In a survey of a group of men, the heights in the 20-29 age group were normally distributed, with a mean of 68.9 inches and a standard deviation of 4.0 inches. A study participant is randomly selected. Complete parts (a) through (d) below.
(a) Find the probability that a study participant has a height that is less than 65 inches.
The probability that the study participant selected at random is less than 65 inches tall is (Round to four decimal places as needed.)

Step 1 ：The problem is asking for the probability that a randomly selected participant from the study has a height less than 65 inches.
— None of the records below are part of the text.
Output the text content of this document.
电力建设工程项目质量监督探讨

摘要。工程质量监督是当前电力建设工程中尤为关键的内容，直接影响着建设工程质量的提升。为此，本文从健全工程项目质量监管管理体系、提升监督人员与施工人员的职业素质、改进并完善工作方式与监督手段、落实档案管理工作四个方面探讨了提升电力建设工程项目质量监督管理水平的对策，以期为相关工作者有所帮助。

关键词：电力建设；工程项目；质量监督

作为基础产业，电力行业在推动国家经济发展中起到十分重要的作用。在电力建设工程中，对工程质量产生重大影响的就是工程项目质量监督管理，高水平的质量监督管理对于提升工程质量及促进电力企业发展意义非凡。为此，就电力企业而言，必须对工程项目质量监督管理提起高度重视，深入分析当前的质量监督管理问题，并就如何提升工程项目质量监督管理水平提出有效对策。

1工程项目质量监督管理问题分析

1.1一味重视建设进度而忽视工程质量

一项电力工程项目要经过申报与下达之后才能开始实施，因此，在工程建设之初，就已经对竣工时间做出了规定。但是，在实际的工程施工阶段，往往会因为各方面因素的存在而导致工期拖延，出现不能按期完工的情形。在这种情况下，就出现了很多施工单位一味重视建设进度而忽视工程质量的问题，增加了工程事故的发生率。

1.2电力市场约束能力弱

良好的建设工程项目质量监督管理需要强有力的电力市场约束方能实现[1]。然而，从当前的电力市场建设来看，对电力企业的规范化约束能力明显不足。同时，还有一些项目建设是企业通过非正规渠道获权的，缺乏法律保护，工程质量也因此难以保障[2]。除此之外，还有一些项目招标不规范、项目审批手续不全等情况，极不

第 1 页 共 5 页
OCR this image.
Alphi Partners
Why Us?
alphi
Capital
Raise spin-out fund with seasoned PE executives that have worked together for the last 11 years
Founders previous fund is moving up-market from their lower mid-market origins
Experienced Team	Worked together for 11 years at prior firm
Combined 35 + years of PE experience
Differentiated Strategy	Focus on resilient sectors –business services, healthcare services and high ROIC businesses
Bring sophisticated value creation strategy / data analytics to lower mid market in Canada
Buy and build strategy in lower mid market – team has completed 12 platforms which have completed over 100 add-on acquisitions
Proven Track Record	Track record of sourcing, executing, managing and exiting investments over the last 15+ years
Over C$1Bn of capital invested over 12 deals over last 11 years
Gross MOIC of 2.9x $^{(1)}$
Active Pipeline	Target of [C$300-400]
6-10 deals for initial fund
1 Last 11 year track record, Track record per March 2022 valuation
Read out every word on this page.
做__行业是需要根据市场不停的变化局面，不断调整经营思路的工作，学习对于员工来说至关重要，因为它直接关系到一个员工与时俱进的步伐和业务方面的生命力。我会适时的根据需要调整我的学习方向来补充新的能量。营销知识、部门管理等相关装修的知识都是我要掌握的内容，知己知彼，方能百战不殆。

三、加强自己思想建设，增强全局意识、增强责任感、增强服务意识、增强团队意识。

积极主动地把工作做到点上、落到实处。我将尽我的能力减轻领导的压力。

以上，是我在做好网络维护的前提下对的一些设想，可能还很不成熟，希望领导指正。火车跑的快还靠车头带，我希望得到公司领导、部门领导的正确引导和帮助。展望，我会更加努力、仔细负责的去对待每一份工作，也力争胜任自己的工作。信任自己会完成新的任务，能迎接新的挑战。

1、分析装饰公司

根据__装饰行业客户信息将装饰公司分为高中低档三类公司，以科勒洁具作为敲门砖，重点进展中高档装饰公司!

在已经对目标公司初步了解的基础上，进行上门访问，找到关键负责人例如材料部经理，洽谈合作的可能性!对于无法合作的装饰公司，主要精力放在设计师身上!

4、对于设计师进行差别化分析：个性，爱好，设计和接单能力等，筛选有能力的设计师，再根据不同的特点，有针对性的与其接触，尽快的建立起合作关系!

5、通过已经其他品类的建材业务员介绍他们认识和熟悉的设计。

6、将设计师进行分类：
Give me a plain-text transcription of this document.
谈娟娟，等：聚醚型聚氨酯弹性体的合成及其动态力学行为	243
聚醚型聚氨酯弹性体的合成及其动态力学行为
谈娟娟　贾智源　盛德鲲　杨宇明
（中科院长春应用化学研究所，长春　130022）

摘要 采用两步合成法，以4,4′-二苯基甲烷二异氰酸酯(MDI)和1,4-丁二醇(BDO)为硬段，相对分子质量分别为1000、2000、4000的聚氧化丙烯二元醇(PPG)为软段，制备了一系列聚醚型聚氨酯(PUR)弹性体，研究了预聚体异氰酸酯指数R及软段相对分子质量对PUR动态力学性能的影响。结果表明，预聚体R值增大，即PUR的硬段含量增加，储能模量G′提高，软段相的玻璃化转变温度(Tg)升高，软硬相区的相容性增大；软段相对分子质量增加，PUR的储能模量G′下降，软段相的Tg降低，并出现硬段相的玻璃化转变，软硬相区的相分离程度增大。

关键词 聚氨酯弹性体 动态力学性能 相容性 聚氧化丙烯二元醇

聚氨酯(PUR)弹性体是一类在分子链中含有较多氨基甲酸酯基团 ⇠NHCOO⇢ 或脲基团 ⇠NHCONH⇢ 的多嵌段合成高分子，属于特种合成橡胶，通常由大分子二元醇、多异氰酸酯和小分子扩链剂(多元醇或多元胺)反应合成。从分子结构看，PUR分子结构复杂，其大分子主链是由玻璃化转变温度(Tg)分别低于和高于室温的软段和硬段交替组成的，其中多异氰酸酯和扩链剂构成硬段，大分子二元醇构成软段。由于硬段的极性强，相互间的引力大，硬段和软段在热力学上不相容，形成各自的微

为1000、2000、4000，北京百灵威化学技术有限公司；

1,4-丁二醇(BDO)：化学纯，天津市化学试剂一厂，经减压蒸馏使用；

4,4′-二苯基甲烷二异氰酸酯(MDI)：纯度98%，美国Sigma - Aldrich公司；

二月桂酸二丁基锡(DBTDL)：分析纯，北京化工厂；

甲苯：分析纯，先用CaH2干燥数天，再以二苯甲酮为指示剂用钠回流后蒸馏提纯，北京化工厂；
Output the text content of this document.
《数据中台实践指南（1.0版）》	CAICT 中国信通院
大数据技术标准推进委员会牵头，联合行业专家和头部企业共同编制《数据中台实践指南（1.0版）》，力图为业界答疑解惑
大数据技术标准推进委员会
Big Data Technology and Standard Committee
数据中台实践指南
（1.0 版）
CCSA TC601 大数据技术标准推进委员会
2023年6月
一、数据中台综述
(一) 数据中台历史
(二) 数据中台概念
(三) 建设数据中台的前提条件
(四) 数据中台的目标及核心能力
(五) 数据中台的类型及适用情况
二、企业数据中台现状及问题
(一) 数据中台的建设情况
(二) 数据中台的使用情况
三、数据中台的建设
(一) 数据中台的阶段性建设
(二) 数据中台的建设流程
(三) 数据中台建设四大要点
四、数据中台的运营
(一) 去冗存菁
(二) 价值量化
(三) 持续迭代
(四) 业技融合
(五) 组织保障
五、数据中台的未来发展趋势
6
This is a problem of normal distribution.

Step 2 ：The formula for calculating the z-score is: \(z = \frac{X - \mu}{\sigma}\) where: \(X\) is the value we are interested in (in this case, 65 inches), \(\mu\) is the mean (in this case, 68.9 inches), and \(\sigma\) is the standard deviation (in this case, 4.0 inches).

Step 3 ：Once we have the z-score, we can use a z-table or a statistical function to find the probability that a randomly selected participant has a height less than 65 inches.

Step 4 ：Substituting the given values into the z-score formula, we get: \(z = \frac{65 - 68.9}{4.0} = -0.975\)

Step 5 ：Using a z-table or a statistical function, we find that the probability corresponding to a z-score of -0.975 is approximately 0.165.

Step 6 ：This means that there is a 16.5% chance that a randomly selected participant from the study has a height less than 65 inches.

Step 7 ：Final Answer: The probability that a study participant selected at random is less than 65 inches tall is approximately \(\boxed{0.165}\).